It may be useful to take a moment to explore when the Torah is read. It forms the core of the morning service on Sabbaths and festivals. But it is also read at the afternoon services on the Sabbath and on Yom Kippur, as well as the mornings of Chanukah and the New Moon (called Rosh Hodesh, it marks the beginning of the lunar month.) Finally, it is read every Monday and Thursday morning. These weekday readings were mandated by Ezra the Scribe in the 6th century BCE, when the exiles returned from Babylonia. Monday and Thursday were market days, and Ezra did not want more than three days to go by without a public Torah reading. The 5 books of the Torah, or Pentateuch, are divided into weekly portions read in an annual cycle. Thus, you may be invited to a Bar Mitzvah on a Sabbath or on a weekday. The weekday reading would be much shorter, as it would be only the first few verses of the following Sabbath’s portion.

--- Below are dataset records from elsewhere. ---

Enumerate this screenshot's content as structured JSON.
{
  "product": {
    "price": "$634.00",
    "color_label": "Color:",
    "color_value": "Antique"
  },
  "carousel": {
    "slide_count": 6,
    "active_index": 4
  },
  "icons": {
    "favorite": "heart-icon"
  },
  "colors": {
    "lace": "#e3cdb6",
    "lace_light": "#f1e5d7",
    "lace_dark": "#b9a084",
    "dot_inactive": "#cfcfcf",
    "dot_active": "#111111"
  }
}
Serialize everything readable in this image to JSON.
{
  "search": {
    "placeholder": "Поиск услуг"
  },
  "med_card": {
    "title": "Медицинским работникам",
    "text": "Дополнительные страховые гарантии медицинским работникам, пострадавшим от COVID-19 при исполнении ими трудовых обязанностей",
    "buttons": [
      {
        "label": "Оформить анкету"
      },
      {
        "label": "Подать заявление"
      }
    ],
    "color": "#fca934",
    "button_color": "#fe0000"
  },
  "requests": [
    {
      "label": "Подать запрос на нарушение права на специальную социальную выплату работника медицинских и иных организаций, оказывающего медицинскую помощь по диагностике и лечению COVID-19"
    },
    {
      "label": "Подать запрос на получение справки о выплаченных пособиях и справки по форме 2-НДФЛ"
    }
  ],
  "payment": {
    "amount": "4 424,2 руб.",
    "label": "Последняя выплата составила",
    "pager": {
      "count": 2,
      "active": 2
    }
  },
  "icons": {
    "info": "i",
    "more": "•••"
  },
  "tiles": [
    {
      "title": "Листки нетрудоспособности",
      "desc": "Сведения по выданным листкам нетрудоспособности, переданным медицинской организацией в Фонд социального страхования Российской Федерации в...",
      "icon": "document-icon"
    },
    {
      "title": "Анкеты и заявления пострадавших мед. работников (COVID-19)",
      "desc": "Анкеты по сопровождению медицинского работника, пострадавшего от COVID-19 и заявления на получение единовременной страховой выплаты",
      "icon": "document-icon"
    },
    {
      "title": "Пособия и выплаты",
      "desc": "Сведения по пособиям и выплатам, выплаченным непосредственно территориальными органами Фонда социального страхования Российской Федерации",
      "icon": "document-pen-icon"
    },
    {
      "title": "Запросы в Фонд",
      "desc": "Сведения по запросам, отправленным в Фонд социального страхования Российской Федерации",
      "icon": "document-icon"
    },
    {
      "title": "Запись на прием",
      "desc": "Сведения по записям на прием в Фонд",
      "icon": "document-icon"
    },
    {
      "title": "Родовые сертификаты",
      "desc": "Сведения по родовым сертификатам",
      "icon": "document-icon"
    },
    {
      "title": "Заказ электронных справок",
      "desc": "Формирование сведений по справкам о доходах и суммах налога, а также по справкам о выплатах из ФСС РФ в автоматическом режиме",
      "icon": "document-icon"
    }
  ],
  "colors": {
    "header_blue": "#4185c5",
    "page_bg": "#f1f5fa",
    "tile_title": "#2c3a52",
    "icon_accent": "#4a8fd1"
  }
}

The boy’s father and other male relatives or friends may also be called up to the Torah. In some communities, when the father is called up, he recites a special blessing to God upon absolving him of his legal responsibility for the boy’s religious behavior.  (In certain communities, both parents may recite this blessing together.) It is customary when the boy has finished reading for the congregation to throw candies at him, sing and sometimes dance. He may also give a short homily in the synagogue, often based on the Torah portion of the week, but perhaps relating it to the new stage in his life as a Jew. The synagogue service would then be followed by a Kiddush, or festive collation.

There may be two other components to the celebration:

 1) The family may choose to celebrate with a party outside the synagogue. This could be held at home or in a hall. It might be a festive breakfast, lunch or dinner or just a party in the evening. There would be plenty of food, music, dancing, and perhaps some short speeches. Sometimes the friends or family of the Bar Mitzvah boy might put on a little show with songs and skits, telling about the boy, his hobbies, interests and special traits. As mentioned earlier in connection with the Brit, here, too, it would be appropriate to bring a gift for the boy and to wish Mazal Tov.

 2) In more traditional families, there might be an additional celebration for the first time the boy dons the Tefillin—phylacteries—the leather straps and boxes that traditional Jewish men wear for morning weekday prayers (see Deuteronomy 6:8 and 11:18.) This celebration would be held on a weekday morning, usually followed by breakfast.

Traditionally, girls reaching the age of religious majority were not feted. There was no ritual marking of the occasion in the synagogue nor was there a family party. This was very much in line with traditional Judaism’s emphasis on women’s role in the home, but not in public expressions of religion. We do have historical evidence that the Italian Jewish community, generally known for its more open and progressive attitudes, instituted a kind of group Bat Mitzvah for girls at least as early as the nineteenth century. Around the same time, the Reform movement instituted a confirmation ceremony in the synagogue for boys and girls who reached the age of sixteen.

In the twentieth century, Conservative and Reform Jews, especially in the US, began celebrating the Bat Mitzvah of their daughters. They felt that with the changes that were taking place regarding women’s roles in general society, the role of women within Judaism should also be changed. In Israel, these movements are still very small. In a Conservative or Reform synagogue, the ceremony for the Bat Mitzvah would be very similar to what was described above for the Bar Mitzvah. There are also some liberal Orthodox communities, both here and abroad, in which the Bat Mitzvah might be marked with a synagogue service, sometimes involving a reading of the Torah by and for women. But in most cases, the Bat Mitzvah celebration will consist of the party alone, although it is possible that at the party, the girl will deliver a short talk, based on her study of the Torah portion. Again, gift-giving and wishes of Mazal Tov are the order of the day.